Petty might've approved of what turned out to be a mildly down-to-earth set -- cascades of confetti, toilet paper and oversized beach balls, yes, but no human hamster balls -- the group showed off its melodic side by getting the crowd singing on the pop-punky We Got This and All I Want and the emotive Have Faith and All Signs Point to Lauderdale.

"You paid good money for these seats," McKinnon said as he urged the crowd to get up and start missing. "Get your f---ing money's worth!"

Nearly stealing the show early on was shirtless, shoeless wonder Jonny Hawkins of Texas prog outfit Nothing More. Wailing and thrashing and drumming like a maniac, Hawkins led the band through a magnetic set of sci-fi-flavored shredding and pounding, from the bruising Salem to the surprisingly introspective Jenny, at one point scaling a Transformer-like electro-percussive rig like some sort of Mad Max war boy.

Nothing More wasn't an easy act to follow, but Pierce the Veil and Highly Suspect didn't back down. The former had absolutely no problem stirring up screaming moshers amd crowdsurfers, delivering deafening metalcore lightning-in-a-bottle as they blitzed around the stage like rabid bats and brought out McKinnon on Caraphernelia.
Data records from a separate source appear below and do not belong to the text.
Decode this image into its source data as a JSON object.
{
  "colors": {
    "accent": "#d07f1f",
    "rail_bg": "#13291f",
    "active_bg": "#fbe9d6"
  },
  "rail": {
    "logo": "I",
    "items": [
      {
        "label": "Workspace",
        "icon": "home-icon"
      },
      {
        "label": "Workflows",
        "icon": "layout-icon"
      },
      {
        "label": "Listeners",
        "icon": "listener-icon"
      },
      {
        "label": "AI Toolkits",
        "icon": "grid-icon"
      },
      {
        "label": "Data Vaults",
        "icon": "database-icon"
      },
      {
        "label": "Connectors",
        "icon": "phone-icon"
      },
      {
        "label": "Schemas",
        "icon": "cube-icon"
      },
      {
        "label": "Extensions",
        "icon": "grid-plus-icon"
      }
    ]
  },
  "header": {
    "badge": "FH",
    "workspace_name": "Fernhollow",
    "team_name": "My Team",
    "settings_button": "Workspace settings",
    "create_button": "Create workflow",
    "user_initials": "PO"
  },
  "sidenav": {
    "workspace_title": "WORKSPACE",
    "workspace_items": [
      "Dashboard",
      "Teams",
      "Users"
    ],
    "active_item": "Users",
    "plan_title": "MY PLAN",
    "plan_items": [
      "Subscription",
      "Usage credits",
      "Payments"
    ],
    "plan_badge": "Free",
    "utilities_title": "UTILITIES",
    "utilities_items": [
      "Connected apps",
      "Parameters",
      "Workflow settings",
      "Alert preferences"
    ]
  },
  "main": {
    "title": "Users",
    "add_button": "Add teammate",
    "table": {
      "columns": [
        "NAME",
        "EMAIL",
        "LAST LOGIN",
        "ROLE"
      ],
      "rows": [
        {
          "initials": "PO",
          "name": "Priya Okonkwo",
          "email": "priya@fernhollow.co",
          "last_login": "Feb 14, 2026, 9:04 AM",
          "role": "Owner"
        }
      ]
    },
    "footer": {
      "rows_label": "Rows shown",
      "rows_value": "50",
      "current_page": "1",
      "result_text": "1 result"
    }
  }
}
The latter thundered out Grammy-nominated grooves with both a snarling dirt-metal edge and a cavalier sense of humor, mugging for a crew member filming on his phone; having the arena sing Happy Birthday to their cohort DJ Redbees; and contest-winning fans in lawn chairs.

That's one perk of 98 Rockfest -- between all the contests, meet-and-greets and free early stages, fans could get awfully up close and personal with the rock gods on stage.

Earlier, about 30 fans got into Amalie early to watch a serene Soundcheck performance by Beartooth, who during the show thrashed and cracked open circle pits from on high. Up in the Firestick Grill, A Day To Remember took part in a fan Q&A, while spaced-out prog-rockers Starset, fresh off a smoke- and synth-powered outdoor set, unplugged for a few acoustic songs for VIPs.

That outdoor pre-show, while hotter than jalapeño charcoal, gave early risers a chance to crank up the volume for free with Starset, '90s-inspired power grunge trio Dinosaur Pile-Up and Southern-tinged Floridians Loose Talk, comprised of a couple of ex-Anberlin'ers and St. Pete's Mark Etherington (Set and Setting, RedFeather, Mountain Holler) on drums.

One other gift fans took home after 10-plus hours of 98 Rockfest: A ringing in their ears, thanks to the echoes of Soundgarden's eardrum-splitting performance ringing in the rafters after midnight. Perhaps Cornell might've been right all along: They could probably hear it in South Florida, too.